Plaque Characterization by OCT
Plaque Morphology by OCT
The unique plaque characterization abilities of intracoronary OCT imaging are attributable to its superb spatial resolution, which is approximately tenfold higher than the resolution of IVUS. With an axial resolution of 10–20 μm [24, 25], OCT is the only intracoronary imaging modality capable of assessing the fibrous cap covering coronary atheroma [24, 25]. Visualization of the fibrous cap allows for detection of plaque rupture (Fig. 10.6) and for the measurement of fibrous cap thickness. Although its spatial resolution is superior to that of IVUS, OCT is not able to assess plaque burden in many cases due to a limited depth of signal penetration.
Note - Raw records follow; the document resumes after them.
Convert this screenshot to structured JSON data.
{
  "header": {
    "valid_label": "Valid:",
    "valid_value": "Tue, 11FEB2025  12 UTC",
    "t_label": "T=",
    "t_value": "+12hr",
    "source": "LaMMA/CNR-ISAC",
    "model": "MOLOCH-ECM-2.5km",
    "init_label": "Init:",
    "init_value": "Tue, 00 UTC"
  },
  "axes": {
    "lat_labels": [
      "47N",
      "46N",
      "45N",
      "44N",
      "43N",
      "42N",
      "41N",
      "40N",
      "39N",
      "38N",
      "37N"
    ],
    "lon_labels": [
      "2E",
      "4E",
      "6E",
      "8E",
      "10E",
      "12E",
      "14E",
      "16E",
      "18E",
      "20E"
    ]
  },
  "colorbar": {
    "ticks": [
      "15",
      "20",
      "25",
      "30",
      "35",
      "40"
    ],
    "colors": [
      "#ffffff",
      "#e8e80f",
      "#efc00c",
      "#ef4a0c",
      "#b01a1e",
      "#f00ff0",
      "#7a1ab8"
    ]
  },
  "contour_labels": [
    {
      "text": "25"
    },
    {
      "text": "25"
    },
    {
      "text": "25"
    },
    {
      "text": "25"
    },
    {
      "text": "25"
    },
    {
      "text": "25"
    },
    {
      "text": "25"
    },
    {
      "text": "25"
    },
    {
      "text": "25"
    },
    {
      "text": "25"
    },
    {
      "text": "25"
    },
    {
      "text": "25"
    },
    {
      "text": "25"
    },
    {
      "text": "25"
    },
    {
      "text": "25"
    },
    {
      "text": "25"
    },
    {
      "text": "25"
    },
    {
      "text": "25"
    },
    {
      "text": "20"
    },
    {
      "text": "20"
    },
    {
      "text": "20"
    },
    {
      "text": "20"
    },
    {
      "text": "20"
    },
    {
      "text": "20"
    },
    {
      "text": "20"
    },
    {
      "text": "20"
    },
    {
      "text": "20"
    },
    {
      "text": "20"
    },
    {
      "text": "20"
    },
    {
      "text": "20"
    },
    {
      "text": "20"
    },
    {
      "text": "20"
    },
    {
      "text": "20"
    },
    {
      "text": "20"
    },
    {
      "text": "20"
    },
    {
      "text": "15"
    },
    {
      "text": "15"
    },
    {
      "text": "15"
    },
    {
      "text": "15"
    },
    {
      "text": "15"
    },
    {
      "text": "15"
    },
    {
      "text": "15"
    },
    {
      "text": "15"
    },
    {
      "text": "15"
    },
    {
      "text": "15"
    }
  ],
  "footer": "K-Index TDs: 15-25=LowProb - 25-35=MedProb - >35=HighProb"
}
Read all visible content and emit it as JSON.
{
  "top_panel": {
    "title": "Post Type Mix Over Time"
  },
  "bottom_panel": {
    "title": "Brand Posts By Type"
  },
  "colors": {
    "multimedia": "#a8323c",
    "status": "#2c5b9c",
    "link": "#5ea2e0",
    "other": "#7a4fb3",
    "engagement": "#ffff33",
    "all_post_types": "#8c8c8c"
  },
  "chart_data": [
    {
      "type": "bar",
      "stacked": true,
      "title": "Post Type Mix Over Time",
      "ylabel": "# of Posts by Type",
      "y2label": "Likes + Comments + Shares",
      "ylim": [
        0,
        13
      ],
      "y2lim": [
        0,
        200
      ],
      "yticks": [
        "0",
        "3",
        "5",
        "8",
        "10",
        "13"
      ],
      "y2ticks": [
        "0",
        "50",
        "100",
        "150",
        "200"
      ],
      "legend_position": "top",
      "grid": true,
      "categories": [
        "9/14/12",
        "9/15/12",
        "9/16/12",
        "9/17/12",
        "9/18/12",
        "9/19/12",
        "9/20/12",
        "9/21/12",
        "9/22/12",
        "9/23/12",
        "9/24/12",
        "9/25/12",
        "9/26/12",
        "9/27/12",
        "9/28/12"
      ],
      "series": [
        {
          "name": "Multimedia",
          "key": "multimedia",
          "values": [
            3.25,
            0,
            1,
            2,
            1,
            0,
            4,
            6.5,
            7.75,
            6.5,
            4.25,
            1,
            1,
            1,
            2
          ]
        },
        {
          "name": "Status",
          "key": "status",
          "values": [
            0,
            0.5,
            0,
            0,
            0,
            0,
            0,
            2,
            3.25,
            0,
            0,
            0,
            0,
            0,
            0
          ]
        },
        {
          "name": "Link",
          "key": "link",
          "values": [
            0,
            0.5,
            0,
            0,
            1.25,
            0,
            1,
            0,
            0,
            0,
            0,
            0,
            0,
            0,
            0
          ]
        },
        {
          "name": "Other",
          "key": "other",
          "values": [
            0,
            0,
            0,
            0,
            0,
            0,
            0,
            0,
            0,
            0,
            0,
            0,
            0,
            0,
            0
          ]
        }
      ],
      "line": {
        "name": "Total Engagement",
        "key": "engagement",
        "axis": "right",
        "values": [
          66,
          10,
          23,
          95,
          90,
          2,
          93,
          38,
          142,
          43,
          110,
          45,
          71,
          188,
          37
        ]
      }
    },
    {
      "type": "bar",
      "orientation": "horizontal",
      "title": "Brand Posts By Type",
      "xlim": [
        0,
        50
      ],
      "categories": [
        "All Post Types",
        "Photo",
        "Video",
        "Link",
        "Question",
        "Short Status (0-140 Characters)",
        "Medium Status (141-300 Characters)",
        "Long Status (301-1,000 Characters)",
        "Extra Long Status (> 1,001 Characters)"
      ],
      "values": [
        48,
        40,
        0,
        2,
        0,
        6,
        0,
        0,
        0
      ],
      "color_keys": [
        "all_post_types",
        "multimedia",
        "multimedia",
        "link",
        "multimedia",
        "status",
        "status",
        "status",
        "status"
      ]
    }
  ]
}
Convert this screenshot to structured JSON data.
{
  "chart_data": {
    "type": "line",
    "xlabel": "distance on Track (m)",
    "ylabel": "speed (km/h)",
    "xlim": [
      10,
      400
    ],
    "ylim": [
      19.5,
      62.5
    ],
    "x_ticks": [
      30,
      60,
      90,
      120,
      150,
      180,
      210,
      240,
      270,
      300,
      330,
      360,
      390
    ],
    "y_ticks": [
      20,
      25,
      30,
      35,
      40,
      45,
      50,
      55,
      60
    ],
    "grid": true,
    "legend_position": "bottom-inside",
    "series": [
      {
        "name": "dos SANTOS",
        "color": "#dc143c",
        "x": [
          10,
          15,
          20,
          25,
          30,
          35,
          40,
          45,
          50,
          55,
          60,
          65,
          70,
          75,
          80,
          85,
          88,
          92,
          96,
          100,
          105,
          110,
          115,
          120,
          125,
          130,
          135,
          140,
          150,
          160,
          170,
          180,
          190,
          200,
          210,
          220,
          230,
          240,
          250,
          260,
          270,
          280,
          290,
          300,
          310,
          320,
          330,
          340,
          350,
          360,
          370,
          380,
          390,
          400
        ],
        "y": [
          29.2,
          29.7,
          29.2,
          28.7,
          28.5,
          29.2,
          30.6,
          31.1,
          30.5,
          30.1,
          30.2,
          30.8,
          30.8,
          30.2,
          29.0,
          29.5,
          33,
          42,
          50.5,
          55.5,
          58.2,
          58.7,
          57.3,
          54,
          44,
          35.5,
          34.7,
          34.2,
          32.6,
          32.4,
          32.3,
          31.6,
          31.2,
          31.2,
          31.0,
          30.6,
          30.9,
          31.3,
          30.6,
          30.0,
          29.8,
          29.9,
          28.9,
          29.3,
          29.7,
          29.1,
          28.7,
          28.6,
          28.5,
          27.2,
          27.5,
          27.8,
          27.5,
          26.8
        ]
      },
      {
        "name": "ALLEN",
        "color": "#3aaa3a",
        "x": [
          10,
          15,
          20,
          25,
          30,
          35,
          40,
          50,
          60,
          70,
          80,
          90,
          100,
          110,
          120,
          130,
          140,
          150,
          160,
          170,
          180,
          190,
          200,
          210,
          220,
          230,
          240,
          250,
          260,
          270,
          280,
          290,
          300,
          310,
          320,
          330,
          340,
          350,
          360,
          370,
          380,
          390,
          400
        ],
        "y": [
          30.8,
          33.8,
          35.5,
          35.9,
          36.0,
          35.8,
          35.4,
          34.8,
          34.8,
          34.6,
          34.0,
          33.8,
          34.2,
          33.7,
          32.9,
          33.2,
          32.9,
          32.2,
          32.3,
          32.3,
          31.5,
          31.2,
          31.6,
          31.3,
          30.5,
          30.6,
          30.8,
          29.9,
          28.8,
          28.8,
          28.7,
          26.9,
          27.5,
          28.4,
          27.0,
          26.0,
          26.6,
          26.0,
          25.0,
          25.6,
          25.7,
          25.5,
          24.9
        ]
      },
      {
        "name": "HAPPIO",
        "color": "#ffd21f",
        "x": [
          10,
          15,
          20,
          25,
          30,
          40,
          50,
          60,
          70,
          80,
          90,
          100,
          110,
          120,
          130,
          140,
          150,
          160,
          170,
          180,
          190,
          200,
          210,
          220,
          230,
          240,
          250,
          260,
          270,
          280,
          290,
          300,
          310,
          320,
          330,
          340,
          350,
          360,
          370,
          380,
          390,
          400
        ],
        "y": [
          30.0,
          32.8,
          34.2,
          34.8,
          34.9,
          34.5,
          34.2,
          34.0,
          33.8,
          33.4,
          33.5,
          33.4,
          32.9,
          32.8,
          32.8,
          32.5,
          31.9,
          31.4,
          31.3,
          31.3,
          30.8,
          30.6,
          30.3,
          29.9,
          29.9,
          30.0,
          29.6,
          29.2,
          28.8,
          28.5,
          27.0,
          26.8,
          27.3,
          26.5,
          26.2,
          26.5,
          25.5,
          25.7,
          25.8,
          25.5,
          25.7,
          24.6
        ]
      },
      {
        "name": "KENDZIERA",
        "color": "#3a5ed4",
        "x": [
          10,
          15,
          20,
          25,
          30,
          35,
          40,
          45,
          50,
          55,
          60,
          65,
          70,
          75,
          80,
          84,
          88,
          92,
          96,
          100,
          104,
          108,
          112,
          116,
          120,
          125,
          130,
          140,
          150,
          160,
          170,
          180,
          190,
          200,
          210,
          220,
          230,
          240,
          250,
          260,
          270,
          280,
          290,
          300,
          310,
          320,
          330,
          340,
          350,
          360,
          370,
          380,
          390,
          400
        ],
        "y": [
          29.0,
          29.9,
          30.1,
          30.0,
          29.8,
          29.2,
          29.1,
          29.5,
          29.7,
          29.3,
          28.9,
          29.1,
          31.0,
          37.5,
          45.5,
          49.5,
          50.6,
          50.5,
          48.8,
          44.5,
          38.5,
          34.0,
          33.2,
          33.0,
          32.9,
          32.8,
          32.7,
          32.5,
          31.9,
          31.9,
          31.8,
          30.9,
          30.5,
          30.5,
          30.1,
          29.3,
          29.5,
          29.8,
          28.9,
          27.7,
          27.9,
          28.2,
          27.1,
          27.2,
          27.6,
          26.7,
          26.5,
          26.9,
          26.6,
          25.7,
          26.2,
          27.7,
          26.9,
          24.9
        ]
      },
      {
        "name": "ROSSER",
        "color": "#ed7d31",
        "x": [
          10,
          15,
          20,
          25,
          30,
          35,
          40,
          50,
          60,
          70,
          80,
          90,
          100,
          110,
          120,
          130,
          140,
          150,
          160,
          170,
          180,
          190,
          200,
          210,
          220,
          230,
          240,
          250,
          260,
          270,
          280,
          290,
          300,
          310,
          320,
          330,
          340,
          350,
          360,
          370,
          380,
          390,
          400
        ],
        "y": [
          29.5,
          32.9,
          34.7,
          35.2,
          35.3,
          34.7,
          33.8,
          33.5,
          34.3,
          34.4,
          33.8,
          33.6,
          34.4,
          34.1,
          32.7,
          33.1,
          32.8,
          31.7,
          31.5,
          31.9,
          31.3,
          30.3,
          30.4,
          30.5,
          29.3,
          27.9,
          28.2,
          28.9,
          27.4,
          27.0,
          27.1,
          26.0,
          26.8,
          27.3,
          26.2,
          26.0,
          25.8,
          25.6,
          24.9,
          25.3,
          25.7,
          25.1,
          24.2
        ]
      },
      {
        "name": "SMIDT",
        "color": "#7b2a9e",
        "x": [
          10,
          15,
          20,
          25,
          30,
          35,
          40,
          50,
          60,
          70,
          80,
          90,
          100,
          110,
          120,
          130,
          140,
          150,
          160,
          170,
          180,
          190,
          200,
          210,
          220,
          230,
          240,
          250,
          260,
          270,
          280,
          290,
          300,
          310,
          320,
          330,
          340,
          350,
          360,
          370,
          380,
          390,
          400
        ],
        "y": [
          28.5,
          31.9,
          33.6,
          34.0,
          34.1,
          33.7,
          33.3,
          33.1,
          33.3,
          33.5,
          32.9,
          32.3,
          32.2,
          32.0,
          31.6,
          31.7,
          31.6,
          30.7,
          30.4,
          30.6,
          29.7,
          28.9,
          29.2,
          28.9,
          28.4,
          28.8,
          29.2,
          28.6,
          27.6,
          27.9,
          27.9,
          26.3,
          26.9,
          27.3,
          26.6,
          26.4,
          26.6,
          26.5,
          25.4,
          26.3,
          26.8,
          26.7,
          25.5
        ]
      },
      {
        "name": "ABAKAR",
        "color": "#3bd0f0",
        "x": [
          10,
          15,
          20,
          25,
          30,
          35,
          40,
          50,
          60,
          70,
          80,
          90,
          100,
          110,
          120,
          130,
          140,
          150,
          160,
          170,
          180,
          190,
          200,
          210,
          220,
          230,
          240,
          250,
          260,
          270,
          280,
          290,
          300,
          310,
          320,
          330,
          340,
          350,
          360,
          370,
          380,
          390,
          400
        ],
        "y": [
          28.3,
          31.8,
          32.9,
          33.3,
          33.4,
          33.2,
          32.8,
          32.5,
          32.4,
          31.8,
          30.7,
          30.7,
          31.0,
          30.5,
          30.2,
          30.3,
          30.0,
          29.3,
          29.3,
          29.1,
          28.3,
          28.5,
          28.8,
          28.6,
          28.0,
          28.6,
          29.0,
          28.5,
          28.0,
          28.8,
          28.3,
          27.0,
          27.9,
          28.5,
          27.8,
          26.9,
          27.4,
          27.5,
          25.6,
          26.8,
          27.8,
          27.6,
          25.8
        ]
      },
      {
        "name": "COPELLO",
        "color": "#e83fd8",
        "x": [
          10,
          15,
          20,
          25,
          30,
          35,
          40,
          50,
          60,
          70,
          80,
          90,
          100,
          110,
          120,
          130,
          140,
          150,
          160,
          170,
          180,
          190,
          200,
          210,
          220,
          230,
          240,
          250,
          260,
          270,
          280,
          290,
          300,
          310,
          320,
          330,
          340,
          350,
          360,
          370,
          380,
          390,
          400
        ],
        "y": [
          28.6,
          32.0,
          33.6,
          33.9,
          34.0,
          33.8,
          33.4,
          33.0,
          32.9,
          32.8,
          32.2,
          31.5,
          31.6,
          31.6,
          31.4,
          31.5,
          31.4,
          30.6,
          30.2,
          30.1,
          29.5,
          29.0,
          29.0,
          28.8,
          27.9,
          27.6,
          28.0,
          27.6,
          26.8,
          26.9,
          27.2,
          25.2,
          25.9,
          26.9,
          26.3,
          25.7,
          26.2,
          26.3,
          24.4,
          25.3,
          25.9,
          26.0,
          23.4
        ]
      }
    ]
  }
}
Despite this limitation, OCT can identify several plaque types including calcification, fibrous plaque, lipid-rich plaque, and OCT-derived TCFA.
Fig. 10.6
Plaque rupture by OCT. Shown is an example of plaque rupture of a lipid-rich plaque by OCT. At present, OCT is the only available intracoronary imaging modality with sufficient spatial resolution to visualize the fibrous cap covering coronary atheroma. Owing to this superb spatial resolution, disruption of the fibrous cap can detected by OCT, similar to the example depicted here. OCT optical coherence tomography
Calcification and Fibrous Plaque by OCT
Calcified plaque by OCT is defined as the presence a signal-poor region having well-defined margins (Fig. 10.7). It is important to recognize that by OCT calcification may in some cases be difficult to differentiate from lipid-rich plaque, as both plaque types are defined by the presence of signal-poor regions [25]. In contrast to these signal poor lesions, fibrous plaque by OCT is defined by relatively homogenous signal-rich plaque [24, 25]. An example of fibrous plaque visualized by OCT is demonstrated in Fig. 10.8.
Fig. 10.7
Calcification by OCT. Calcified plaque by OCT is defined as the presence a signal-poor region having well-defined margins (asterisks). When using OCT, it is important to recognize that calcification may in some cases be difficult to differentiate from lipid-rich plaque, as both plaque types are defined by the presence of signal-poor regions. Calcification and lipid-rich plaque are differentiated by their margins, which are well-defined in calcification and are poorly-defined in lipid-rich plaque. OCT optical coherence tomography
Fig. 10.8
Fibrous plaque by OCT. Fibrous plaque by OCT is defined by relatively homogenous signal-rich plaque (asterisks). Unlike lipid-rich plaque and calcification, which can sometimes be difficult to differentiate, fibrous plaque is easily recognized by OCT imaging. OCT optical coherence tomography
Lipid-Rich Plaque and OCT-Derived Thin Cap Fibroatheroma
Lipid-rich plaque is characterized by OCT as signal-poor region with poorly-defined borders [24, 25]. In order for a plaque to be considered lipid-rich, some studies have required the signal poor region to extend >90° [26–28]. If the fibrous cap overlying the lipid rich plaque measures <65 or 70 μm, the plaque is defined by OCT as a TCFA [26–28]. An OCT-derived TCFA is depicted in Fig. 10.9.